A mocinha da comédia romântica
Eu sou um sujeito muito ordinário. Não ordinário no sentido de vulgar, mas ordinário no sentido de comum. Se algum grande escritor fosse me descrever, não teria o que falar além de quatro linhas. E mesmo porque só meu nome completo ocupa uma linha inteira. Morro de inveja daquelas descrições como a de Capitu ou a de Dom Casmurro. Morro de inveja de pessoas com olhares oblíquos, sorrisos misteriosos ou gestos contidos e calculados. No meu caso eu seria um figurante em uma obra de literatura, daqueles que o autor só descreve fisicamente, e geralmente tem algum defeito como “manca da perna direita” ou “tem um cacoete de piscar os olhos demoradamente o tempo todo”.
Mas ela não. Ela merecia uma descrição digna de Machado ou do Dostoiévski. Olhares, sorriso, gestos, (poucas) palavras, tudo parece ser calculado para caso haja um grande escritor atento observando. Às vezes quando olho pra ela me sinto em um filme do Woody Allen, em uma daquelas cenas onde a mocinha aparece pensativa, com um olhar misterioso, ou simplesmente linda catando flores com um vestido meio ripongo. Dá até pra ouvir a trilha sonora ao fundo, baixinho, quando ela vem andando na portaria do prédio dela pra entrar no meu carro, linda, com os cabelos ao vento, olhar despreocupado e aquele sorriso lindo de quem acabou de saber que ganhou na loteria e já está planejando mandar o chefe à merda antes da hora do almoço. Na verdade nessa hora a trilha é Ain´t she sweet, dos Beatles.
Enquanto eu mal termino de pensar antes de falar, ela raramente fala, tal qual as mocinhas das melhores comédias românticas. Antes de falar você a vê séria, contemplativa, de uma maneira que só Vinicius descreveria bem. Vocês ficam cinco, dez minutos em silêncio, e no final ela te olha de um jeito que Machado levaria três páginas para descrever com fidelidade, e ainda assim não lhe faria justiça. E quando ela te abraça, passando a mão pelos seus cabelos desgrenhados e olhando para o vazio sobre o seu ombro, nem mesmo um capítulo inteiro de Flaubert descreveria a cena de maneira justa.

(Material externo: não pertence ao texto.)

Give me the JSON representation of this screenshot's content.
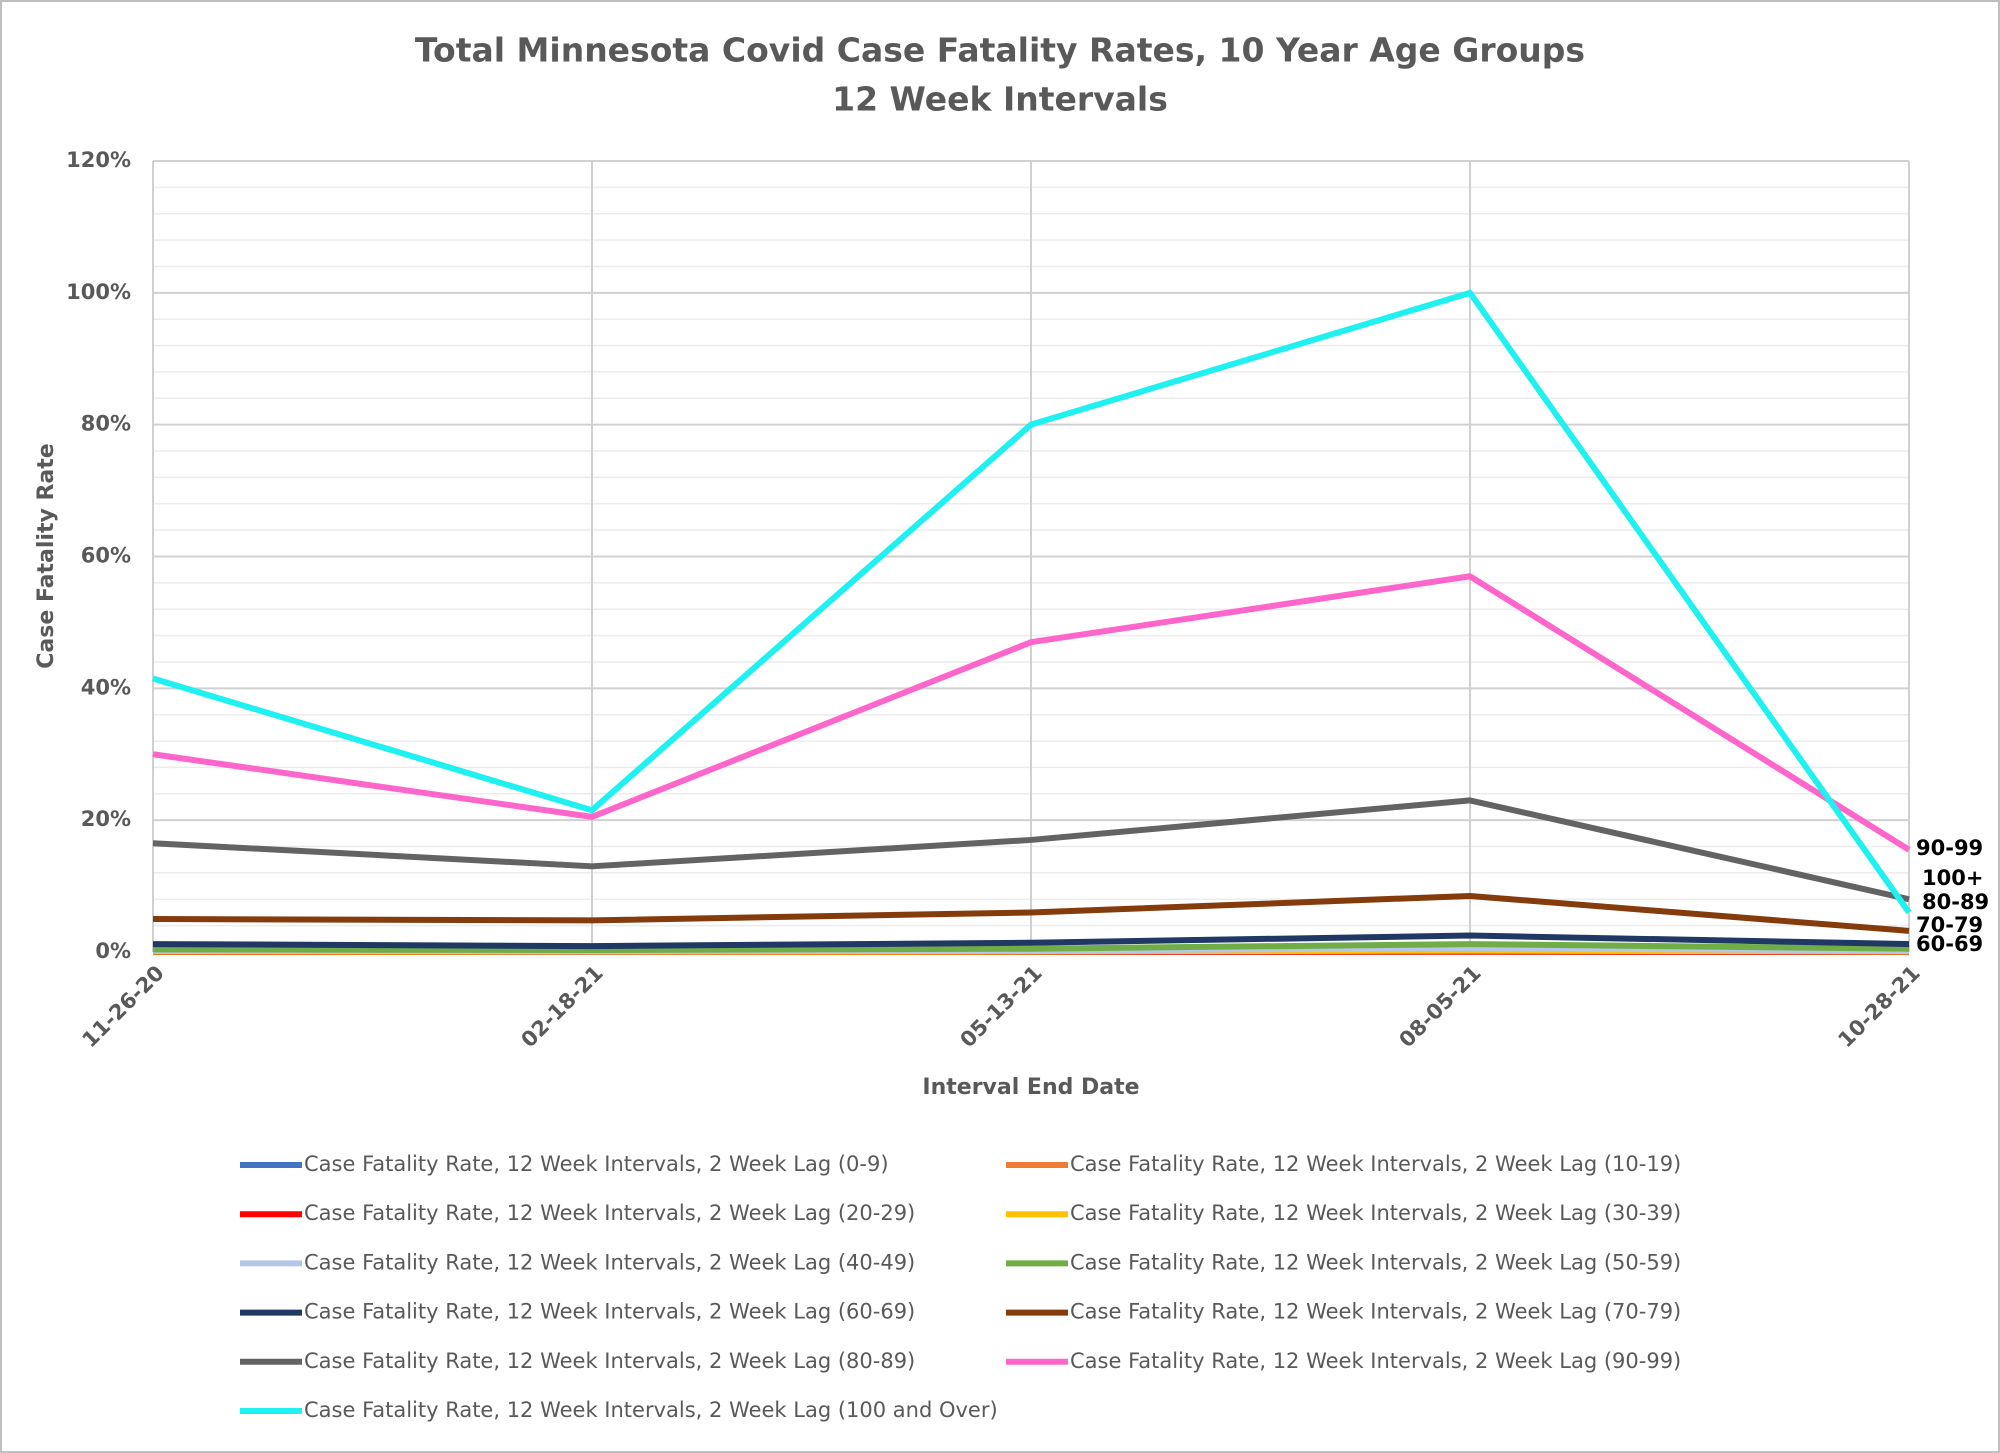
{
  "chart_data": {
    "type": "line",
    "title": "Total Minnesota Covid Case Fatality Rates, 10 Year Age Groups",
    "subtitle": "12 Week Intervals",
    "x_label": "Interval End Date",
    "y_label": "Case Fatality Rate",
    "categories": [
      "11-26-20",
      "02-18-21",
      "05-13-21",
      "08-05-21",
      "10-28-21"
    ],
    "ylim": [
      0,
      120
    ],
    "yticks": [
      {
        "value": 0,
        "label": "0%"
      },
      {
        "value": 20,
        "label": "20%"
      },
      {
        "value": 40,
        "label": "40%"
      },
      {
        "value": 60,
        "label": "60%"
      },
      {
        "value": 80,
        "label": "80%"
      },
      {
        "value": 100,
        "label": "100%"
      },
      {
        "value": 120,
        "label": "120%"
      }
    ],
    "yminorticks": [
      4,
      8,
      12,
      16,
      24,
      28,
      32,
      36,
      44,
      48,
      52,
      56,
      64,
      68,
      72,
      76,
      84,
      88,
      92,
      96,
      104,
      108,
      112,
      116
    ],
    "grid": true,
    "legend": "bottom",
    "series": [
      {
        "name": "Case Fatality Rate, 12 Week Intervals, 2 Week Lag (0-9)",
        "color": "#4472c4",
        "values": [
          0,
          0,
          0,
          0.01,
          0
        ]
      },
      {
        "name": "Case Fatality Rate, 12 Week Intervals, 2 Week Lag (10-19)",
        "color": "#ed7d31",
        "values": [
          0.01,
          0,
          0.01,
          0.02,
          0.01
        ]
      },
      {
        "name": "Case Fatality Rate, 12 Week Intervals, 2 Week Lag (20-29)",
        "color": "#ff0000",
        "values": [
          0.05,
          0.02,
          0.05,
          0.1,
          0.05
        ]
      },
      {
        "name": "Case Fatality Rate, 12 Week Intervals, 2 Week Lag (30-39)",
        "color": "#ffc000",
        "values": [
          0.1,
          0.05,
          0.1,
          0.2,
          0.1
        ]
      },
      {
        "name": "Case Fatality Rate, 12 Week Intervals, 2 Week Lag (40-49)",
        "color": "#b4c7e7",
        "values": [
          0.2,
          0.1,
          0.2,
          0.6,
          0.2
        ]
      },
      {
        "name": "Case Fatality Rate, 12 Week Intervals, 2 Week Lag (50-59)",
        "color": "#70ad47",
        "values": [
          0.4,
          0.3,
          0.5,
          1.2,
          0.5
        ]
      },
      {
        "name": "Case Fatality Rate, 12 Week Intervals, 2 Week Lag (60-69)",
        "color": "#203864",
        "values": [
          1.2,
          0.9,
          1.4,
          2.5,
          1.2
        ],
        "end_label": "60-69"
      },
      {
        "name": "Case Fatality Rate, 12 Week Intervals, 2 Week Lag (70-79)",
        "color": "#843c0c",
        "values": [
          5,
          4.8,
          6,
          8.5,
          3.2
        ],
        "end_label": "70-79"
      },
      {
        "name": "Case Fatality Rate, 12 Week Intervals, 2 Week Lag (80-89)",
        "color": "#636363",
        "values": [
          16.5,
          13,
          17,
          23,
          8
        ],
        "end_label": "80-89"
      },
      {
        "name": "Case Fatality Rate, 12 Week Intervals, 2 Week Lag (90-99)",
        "color": "#ff66cc",
        "values": [
          30,
          20.5,
          47,
          57,
          15.5
        ],
        "end_label": "90-99"
      },
      {
        "name": "Case Fatality Rate, 12 Week Intervals, 2 Week Lag (100 and Over)",
        "color": "#1ff0f0",
        "values": [
          41.5,
          21.5,
          80,
          100,
          6
        ],
        "end_label": "100+"
      }
    ]
  }
}
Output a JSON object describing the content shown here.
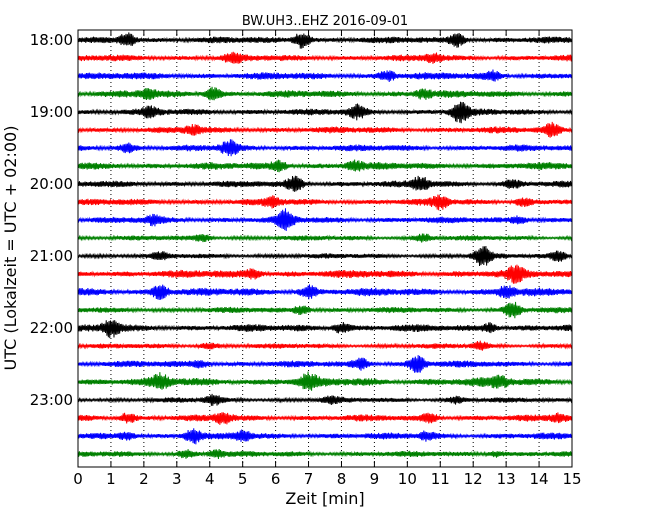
{
  "chart_data": {
    "type": "line",
    "title": "BW.UH3..EHZ 2016-09-01",
    "xlabel": "Zeit  [min]",
    "ylabel": "UTC (Lokalzeit = UTC + 02:00)",
    "xlim": [
      0,
      15
    ],
    "x_ticks": [
      "0",
      "1",
      "2",
      "3",
      "4",
      "5",
      "6",
      "7",
      "8",
      "9",
      "10",
      "11",
      "12",
      "13",
      "14",
      "15"
    ],
    "y_tick_labels": [
      "18:00",
      "19:00",
      "20:00",
      "21:00",
      "22:00",
      "23:00"
    ],
    "grid": "vertical dotted at each minute",
    "trace_interval_min": 15,
    "first_trace_start": "18:00",
    "trace_colors": [
      "#000000",
      "#ff0000",
      "#0000ff",
      "#008000"
    ],
    "series": [
      {
        "start": "18:00",
        "color": "#000000",
        "amplitude": 0.45,
        "bursts": [
          {
            "t": 1.5,
            "a": 0.9
          },
          {
            "t": 6.8,
            "a": 1.1
          },
          {
            "t": 11.5,
            "a": 0.9
          }
        ]
      },
      {
        "start": "18:15",
        "color": "#ff0000",
        "amplitude": 0.45,
        "bursts": [
          {
            "t": 4.7,
            "a": 0.6
          },
          {
            "t": 10.8,
            "a": 0.5
          }
        ]
      },
      {
        "start": "18:30",
        "color": "#0000ff",
        "amplitude": 0.5,
        "bursts": [
          {
            "t": 9.4,
            "a": 0.6
          },
          {
            "t": 12.6,
            "a": 0.6
          }
        ]
      },
      {
        "start": "18:45",
        "color": "#008000",
        "amplitude": 0.5,
        "bursts": [
          {
            "t": 2.1,
            "a": 0.6
          },
          {
            "t": 4.1,
            "a": 0.9
          },
          {
            "t": 10.5,
            "a": 0.6
          }
        ]
      },
      {
        "start": "19:00",
        "color": "#000000",
        "amplitude": 0.45,
        "bursts": [
          {
            "t": 2.2,
            "a": 0.6
          },
          {
            "t": 8.5,
            "a": 0.8
          },
          {
            "t": 11.6,
            "a": 1.4
          }
        ]
      },
      {
        "start": "19:15",
        "color": "#ff0000",
        "amplitude": 0.45,
        "bursts": [
          {
            "t": 3.5,
            "a": 0.5
          },
          {
            "t": 14.4,
            "a": 0.8
          }
        ]
      },
      {
        "start": "19:30",
        "color": "#0000ff",
        "amplitude": 0.45,
        "bursts": [
          {
            "t": 1.5,
            "a": 0.5
          },
          {
            "t": 4.6,
            "a": 0.9
          }
        ]
      },
      {
        "start": "19:45",
        "color": "#008000",
        "amplitude": 0.5,
        "bursts": [
          {
            "t": 6.1,
            "a": 0.6
          },
          {
            "t": 8.4,
            "a": 0.6
          }
        ]
      },
      {
        "start": "20:00",
        "color": "#000000",
        "amplitude": 0.45,
        "bursts": [
          {
            "t": 6.6,
            "a": 0.9
          },
          {
            "t": 10.4,
            "a": 0.9
          },
          {
            "t": 13.2,
            "a": 0.5
          }
        ]
      },
      {
        "start": "20:15",
        "color": "#ff0000",
        "amplitude": 0.45,
        "bursts": [
          {
            "t": 5.9,
            "a": 0.6
          },
          {
            "t": 11.0,
            "a": 0.8
          },
          {
            "t": 13.5,
            "a": 0.5
          }
        ]
      },
      {
        "start": "20:30",
        "color": "#0000ff",
        "amplitude": 0.45,
        "bursts": [
          {
            "t": 2.3,
            "a": 0.5
          },
          {
            "t": 6.3,
            "a": 1.3
          },
          {
            "t": 13.4,
            "a": 0.5
          }
        ]
      },
      {
        "start": "20:45",
        "color": "#008000",
        "amplitude": 0.35,
        "bursts": [
          {
            "t": 3.8,
            "a": 0.4
          },
          {
            "t": 10.5,
            "a": 0.5
          }
        ]
      },
      {
        "start": "21:00",
        "color": "#000000",
        "amplitude": 0.35,
        "bursts": [
          {
            "t": 2.5,
            "a": 0.4
          },
          {
            "t": 12.3,
            "a": 1.3
          },
          {
            "t": 14.6,
            "a": 0.7
          }
        ]
      },
      {
        "start": "21:15",
        "color": "#ff0000",
        "amplitude": 0.55,
        "bursts": [
          {
            "t": 5.3,
            "a": 0.6
          },
          {
            "t": 13.3,
            "a": 0.9
          }
        ]
      },
      {
        "start": "21:30",
        "color": "#0000ff",
        "amplitude": 0.55,
        "bursts": [
          {
            "t": 2.5,
            "a": 0.9
          },
          {
            "t": 7.0,
            "a": 0.8
          },
          {
            "t": 13.0,
            "a": 0.7
          }
        ]
      },
      {
        "start": "21:45",
        "color": "#008000",
        "amplitude": 0.4,
        "bursts": [
          {
            "t": 6.8,
            "a": 0.6
          },
          {
            "t": 13.2,
            "a": 1.0
          }
        ]
      },
      {
        "start": "22:00",
        "color": "#000000",
        "amplitude": 0.5,
        "bursts": [
          {
            "t": 1.0,
            "a": 1.1
          },
          {
            "t": 8.0,
            "a": 0.7
          },
          {
            "t": 12.5,
            "a": 0.6
          }
        ]
      },
      {
        "start": "22:15",
        "color": "#ff0000",
        "amplitude": 0.35,
        "bursts": [
          {
            "t": 4.0,
            "a": 0.4
          },
          {
            "t": 12.2,
            "a": 0.5
          }
        ]
      },
      {
        "start": "22:30",
        "color": "#0000ff",
        "amplitude": 0.45,
        "bursts": [
          {
            "t": 3.7,
            "a": 0.5
          },
          {
            "t": 8.6,
            "a": 0.7
          },
          {
            "t": 10.3,
            "a": 1.1
          }
        ]
      },
      {
        "start": "22:45",
        "color": "#008000",
        "amplitude": 0.6,
        "bursts": [
          {
            "t": 2.5,
            "a": 0.8
          },
          {
            "t": 7.0,
            "a": 0.9
          },
          {
            "t": 12.8,
            "a": 0.6
          }
        ]
      },
      {
        "start": "23:00",
        "color": "#000000",
        "amplitude": 0.35,
        "bursts": [
          {
            "t": 4.1,
            "a": 0.6
          },
          {
            "t": 7.7,
            "a": 0.4
          },
          {
            "t": 11.5,
            "a": 0.4
          }
        ]
      },
      {
        "start": "23:15",
        "color": "#ff0000",
        "amplitude": 0.45,
        "bursts": [
          {
            "t": 1.5,
            "a": 0.6
          },
          {
            "t": 4.4,
            "a": 0.7
          },
          {
            "t": 10.7,
            "a": 0.6
          },
          {
            "t": 14.6,
            "a": 0.5
          }
        ]
      },
      {
        "start": "23:30",
        "color": "#0000ff",
        "amplitude": 0.45,
        "bursts": [
          {
            "t": 1.5,
            "a": 0.5
          },
          {
            "t": 3.5,
            "a": 1.0
          },
          {
            "t": 5.0,
            "a": 0.6
          },
          {
            "t": 10.6,
            "a": 0.5
          }
        ]
      },
      {
        "start": "23:45",
        "color": "#008000",
        "amplitude": 0.4,
        "bursts": [
          {
            "t": 3.3,
            "a": 0.5
          },
          {
            "t": 4.2,
            "a": 0.5
          },
          {
            "t": 12.7,
            "a": 0.4
          }
        ]
      }
    ]
  }
}
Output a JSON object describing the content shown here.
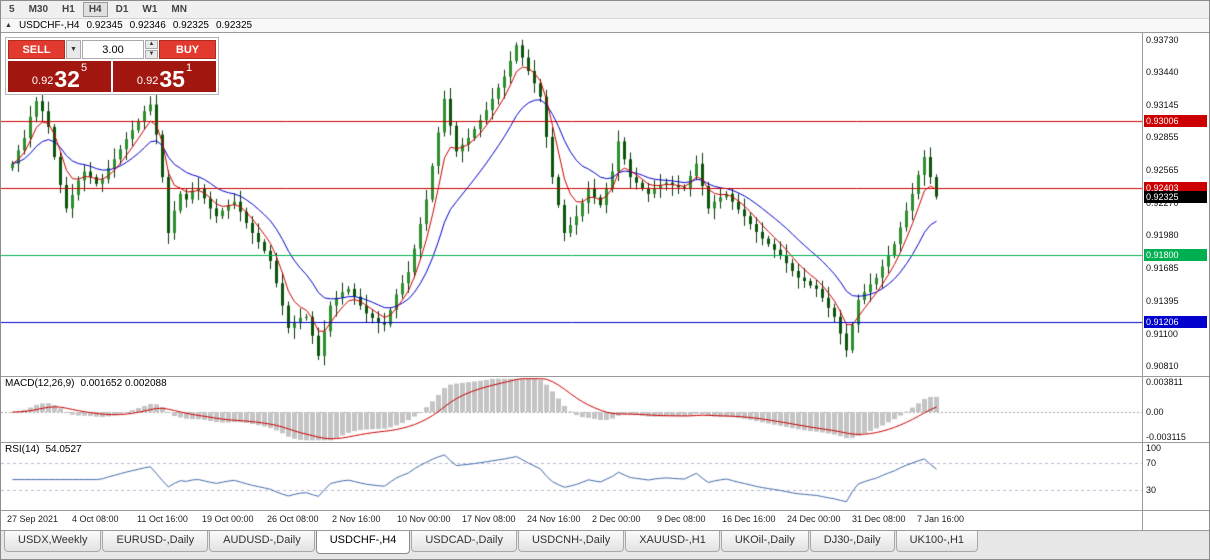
{
  "toolbar": {
    "timeframes": [
      "5",
      "M30",
      "H1",
      "H4",
      "D1",
      "W1",
      "MN"
    ],
    "active": "H4"
  },
  "chart_header": {
    "expand_icon": "▲",
    "symbol": "USDCHF-,H4",
    "open": "0.92345",
    "high": "0.92346",
    "low": "0.92325",
    "close": "0.92325"
  },
  "trade_panel": {
    "sell_label": "SELL",
    "buy_label": "BUY",
    "volume": "3.00",
    "dropdown_icon": "▼",
    "spin_up_icon": "▲",
    "spin_down_icon": "▼",
    "bid": {
      "prefix": "0.92",
      "big": "32",
      "sup": "5"
    },
    "ask": {
      "prefix": "0.92",
      "big": "35",
      "sup": "1"
    },
    "colors": {
      "button_red": "#e23a2e",
      "price_box_red": "#a2170f"
    }
  },
  "price_axis": {
    "min": 0.9072,
    "max": 0.9379,
    "labels": [
      "0.93730",
      "0.93440",
      "0.93145",
      "0.92855",
      "0.92565",
      "0.92270",
      "0.91980",
      "0.91685",
      "0.91395",
      "0.91100",
      "0.90810"
    ]
  },
  "levels": [
    {
      "price": 0.93006,
      "label": "0.93006",
      "color": "#cc0000"
    },
    {
      "price": 0.92403,
      "label": "0.92403",
      "color": "#cc0000"
    },
    {
      "price": 0.918,
      "label": "0.91800",
      "color": "#00b050"
    },
    {
      "price": 0.91206,
      "label": "0.91206",
      "color": "#0000cc"
    }
  ],
  "current_price": {
    "price": 0.92325,
    "label": "0.92325",
    "color": "#000000"
  },
  "indicators": {
    "macd": {
      "label": "MACD(12,26,9)",
      "values": "0.001652 0.002088",
      "axis": [
        "0.003811",
        "0.00",
        "-0.003115"
      ],
      "range": [
        -0.00355,
        0.00415
      ],
      "histogram_color": "#c4c4c4",
      "signal_color": "#cc0000"
    },
    "rsi": {
      "label": "RSI(14)",
      "value": "54.0527",
      "axis": [
        "100",
        "70",
        "30"
      ],
      "range": [
        0,
        100
      ],
      "levels": [
        70,
        30
      ],
      "line_color": "#4169aa",
      "level_color": "#b9b9d2"
    }
  },
  "time_axis": {
    "labels": [
      "27 Sep 2021",
      "4 Oct 08:00",
      "11 Oct 16:00",
      "19 Oct 00:00",
      "26 Oct 08:00",
      "2 Nov 16:00",
      "10 Nov 00:00",
      "17 Nov 08:00",
      "24 Nov 16:00",
      "2 Dec 00:00",
      "9 Dec 08:00",
      "16 Dec 16:00",
      "24 Dec 00:00",
      "31 Dec 08:00",
      "7 Jan 16:00"
    ]
  },
  "tabs": {
    "active_index": 3,
    "items": [
      "USDX,Weekly",
      "EURUSD-,Daily",
      "AUDUSD-,Daily",
      "USDCHF-,H4",
      "USDCAD-,Daily",
      "USDCNH-,Daily",
      "XAUUSD-,H1",
      "UKOil-,Daily",
      "DJ30-,Daily",
      "UK100-,H1"
    ]
  },
  "chart_data": {
    "type": "candlestick",
    "symbol": "USDCHF-",
    "timeframe": "H4",
    "title": "USDCHF-,H4",
    "ylim": [
      0.9072,
      0.9379
    ],
    "colors": {
      "candle_up": "#2f8f2f",
      "candle_down": "#0c540c",
      "wick": "#0a3c0a",
      "ma_fast": "#cc0000",
      "ma_slow": "#0000cc"
    },
    "ma_fast_period": 5,
    "ma_slow_period": 14,
    "closes": [
      0.9262,
      0.9274,
      0.9285,
      0.9304,
      0.9318,
      0.9309,
      0.9295,
      0.9268,
      0.9243,
      0.9222,
      0.9234,
      0.9247,
      0.9255,
      0.925,
      0.9244,
      0.9248,
      0.9258,
      0.9266,
      0.9275,
      0.9284,
      0.9292,
      0.93,
      0.9309,
      0.9315,
      0.9288,
      0.925,
      0.92,
      0.922,
      0.9235,
      0.923,
      0.9238,
      0.924,
      0.9231,
      0.9222,
      0.9215,
      0.922,
      0.9225,
      0.9228,
      0.9219,
      0.9209,
      0.92,
      0.9192,
      0.9184,
      0.9175,
      0.9155,
      0.9135,
      0.9115,
      0.912,
      0.9124,
      0.9125,
      0.9108,
      0.909,
      0.9112,
      0.9135,
      0.9142,
      0.9147,
      0.915,
      0.9143,
      0.9135,
      0.9128,
      0.9124,
      0.912,
      0.9118,
      0.9131,
      0.9145,
      0.9155,
      0.9165,
      0.9186,
      0.9208,
      0.923,
      0.926,
      0.929,
      0.932,
      0.9296,
      0.9273,
      0.9279,
      0.9285,
      0.9293,
      0.9301,
      0.931,
      0.932,
      0.933,
      0.934,
      0.9354,
      0.9368,
      0.9357,
      0.9345,
      0.9334,
      0.9322,
      0.9286,
      0.925,
      0.9225,
      0.92,
      0.9207,
      0.9215,
      0.9227,
      0.924,
      0.9232,
      0.9225,
      0.924,
      0.9255,
      0.9282,
      0.9266,
      0.925,
      0.9245,
      0.924,
      0.9235,
      0.924,
      0.9243,
      0.9245,
      0.9243,
      0.9241,
      0.924,
      0.9251,
      0.9262,
      0.9242,
      0.9222,
      0.9228,
      0.9232,
      0.9235,
      0.9228,
      0.9221,
      0.9215,
      0.9208,
      0.9201,
      0.9195,
      0.919,
      0.9185,
      0.918,
      0.9173,
      0.9166,
      0.916,
      0.9157,
      0.9153,
      0.915,
      0.9142,
      0.9133,
      0.9125,
      0.911,
      0.9095,
      0.9118,
      0.914,
      0.9147,
      0.9154,
      0.916,
      0.917,
      0.918,
      0.919,
      0.9205,
      0.922,
      0.9235,
      0.9252,
      0.9268,
      0.925,
      0.92325
    ]
  }
}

Nem o Verissimo com as suas geniais descrições conseguiria transcrever com fidelidade os longuíssimos momentos em que ela fica séria, olhando para um ponto fixo, como um carrasco que está se decidindo se vai almoçar peixe ou sopa depois de cortar a cabeça do condenado, e depois desse momento de reflexão, ela abre o sorriso mais lindo do mundo e te dá um beijo rápido com muita vontade, como uma menina de onze anos que beija o pôster do Bon Jovi. Ok, na geração de vocês, do Justin Bieber. Nem o Verissimo.